If the total amount of debt owed by the population, the businesses and the government of the UK are combined it exceeds the value of all the fixed assets of the UK. In fact it does not matter what set of data is used the UK plc is technically bankrupt. If the total government, private and commercial debt of the UK is totalled and divided by the population then the amount of debt is over 100,000 for every man, woman and child in the country. This scale of borrowing can never be repaid. The money has effectively run out and yet the propensity of the Government to spend is still increasing. However, State spending will eventually have to decline and it would be better if the reduction were to be controlled. However, politicians are not interested in preparing for the future. Their only interest is in maintaining their popularity for as long as they are in power or more correctly, so that they can remain in power. The truth is an inconvenience that needs to be hidden behind new 'policies'.

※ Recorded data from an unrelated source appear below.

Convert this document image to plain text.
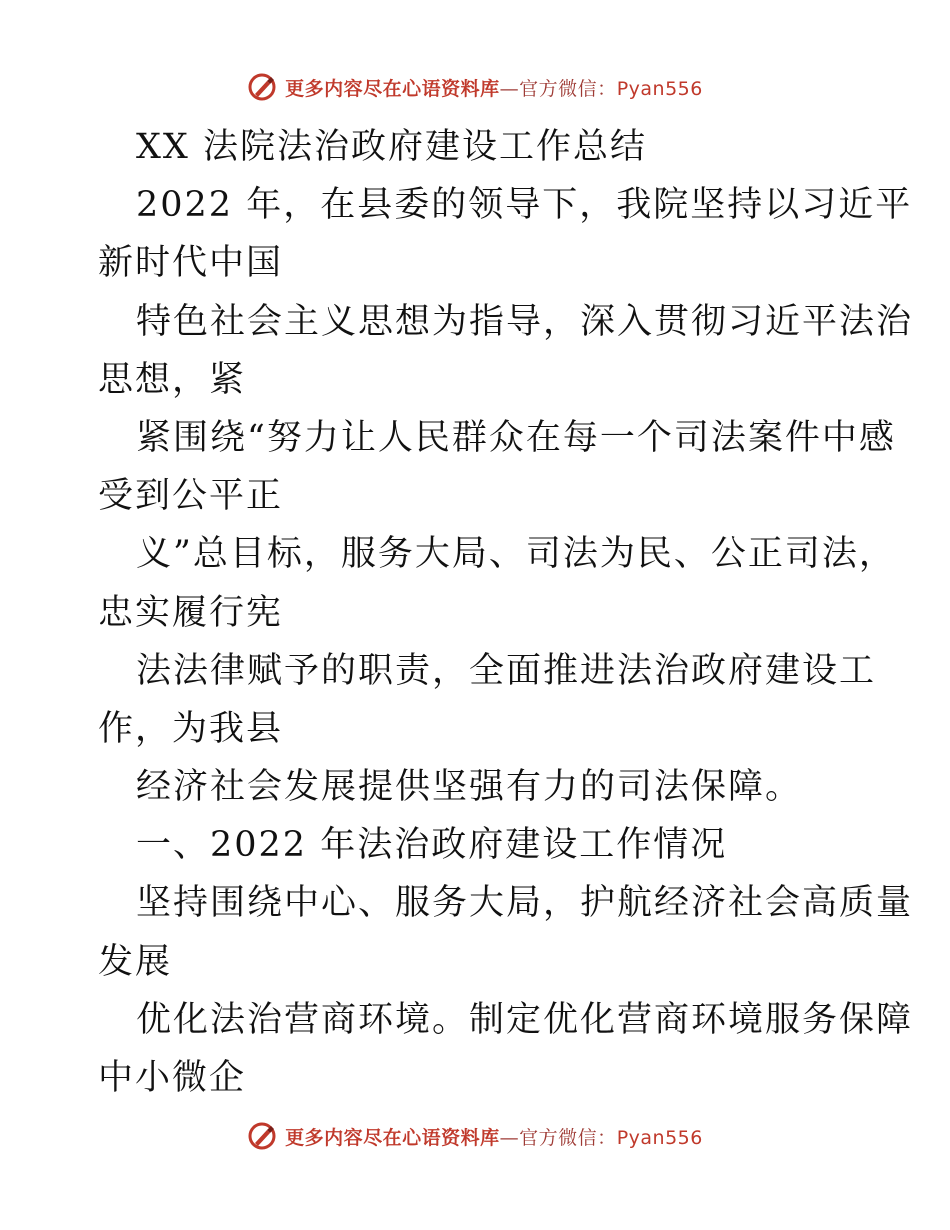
更多内容尽在心语资料库—官方微信：Pyan556
XX 法院法治政府建设工作总结
2022 年，在县委的领导下，我院坚持以习近平
新时代中国
特色社会主义思想为指导，深入贯彻习近平法治
思想，紧
紧围绕“努力让人民群众在每一个司法案件中感
受到公平正
义”总目标，服务大局、司法为民、公正司法，
忠实履行宪
法法律赋予的职责，全面推进法治政府建设工
作，为我县
经济社会发展提供坚强有力的司法保障。
一、2022 年法治政府建设工作情况
坚持围绕中心、服务大局，护航经济社会高质量
发展
优化法治营商环境。制定优化营商环境服务保障
中小微企
更多内容尽在心语资料库—官方微信：Pyan556
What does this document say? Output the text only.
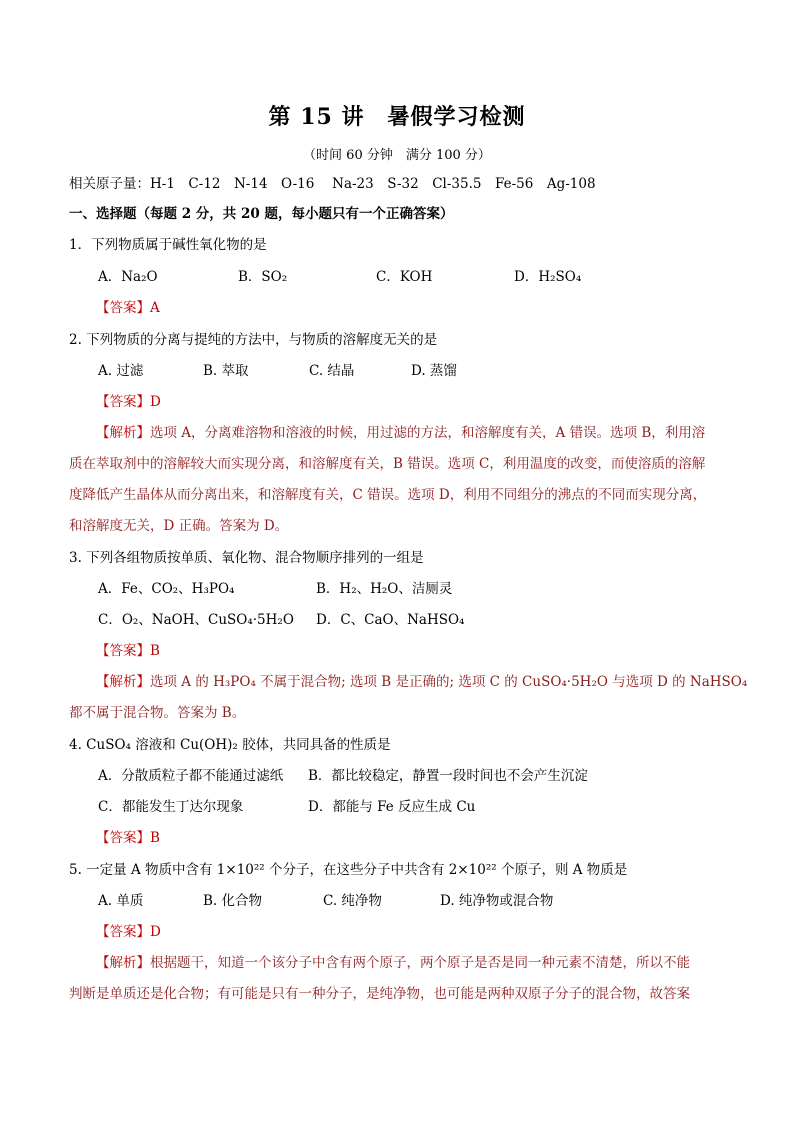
第 15 讲　暑假学习检测
（时间 60 分钟　满分 100 分）
相关原子量：H-1　C-12　N-14　O-16　 Na-23　S-32　Cl-35.5　Fe-56　Ag-108
一、选择题（每题 2 分，共 20 题，每小题只有一个正确答案）
1．下列物质属于碱性氧化物的是
A．Na₂O	B．SO₂	C．KOH	D．H₂SO₄
【答案】A
2. 下列物质的分离与提纯的方法中，与物质的溶解度无关的是
A. 过滤	B. 萃取	C. 结晶	D. 蒸馏
【答案】D
【解析】选项 A，分离难溶物和溶液的时候，用过滤的方法，和溶解度有关，A 错误。选项 B，利用溶
质在萃取剂中的溶解较大而实现分离，和溶解度有关，B 错误。选项 C，利用温度的改变，而使溶质的溶解
度降低产生晶体从而分离出来，和溶解度有关，C 错误。选项 D，利用不同组分的沸点的不同而实现分离，
和溶解度无关，D 正确。答案为 D。
3. 下列各组物质按单质、氧化物、混合物顺序排列的一组是
A．Fe、CO₂、H₃PO₄	B．H₂、H₂O、洁厕灵
C．O₂、NaOH、CuSO₄·5H₂O D．C、CaO、NaHSO₄
【答案】B
【解析】选项 A 的 H₃PO₄ 不属于混合物; 选项 B 是正确的; 选项 C 的 CuSO₄·5H₂O 与选项 D 的 NaHSO₄
都不属于混合物。答案为 B。
4. CuSO₄ 溶液和 Cu(OH)₂ 胶体，共同具备的性质是
A．分散质粒子都不能通过滤纸 B．都比较稳定，静置一段时间也不会产生沉淀
C．都能发生丁达尔现象	D．都能与 Fe 反应生成 Cu
【答案】B
5. 一定量 A 物质中含有 1×10²² 个分子，在这些分子中共含有 2×10²² 个原子，则 A 物质是
A. 单质	B. 化合物	C. 纯净物	D. 纯净物或混合物
【答案】D
【解析】根据题干，知道一个该分子中含有两个原子，两个原子是否是同一种元素不清楚，所以不能
判断是单质还是化合物；有可能是只有一种分子，是纯净物，也可能是两种双原子分子的混合物，故答案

There are not many sources of wealth left that the British Government can still access. This can be seen by the great effort and fuss that was made about closing down off shore banking operations and tax havens. The actual sums involved were pathetically small in the totality of the world economy and yet there has been a huge political furore over the subject. More importantly, offshore banking has always been very beneficial to the UK as much of the money was handled in London so profits were taken on these funds in the end. However, for the British Government ever little bit of cash is useful. This is why Gordon Brown sold the UK's gold stocks at completely the wrong time in that particular cycle. The gold was there and it helped to solve the problem that he was dealing with at the time.

The British Government has already found that it is getting increasingly hard to borrow more funds. Printing more money is the only option left but it will just cause the currency to fall in value. The world price of food will inevitably rise in the next few years due to changes in the global environment, increasing population and the increasing use of bio fuels. The price of energy will also increase as the pound falls in value and because "Peak Oil" has almost certainly passed. It is therefore inevitable that most people's standard of living will have to decline very rapidly over the next five to ten years. History tells us that the State will draw what resources it can to itself to ensure that the centre remains functional for as long as possible. There has never been an example of an economy that collapsed in an orderly manner. The end is always sudden and very unpleasant and accompanied by a dramatic drop in the standard of living for the whole population.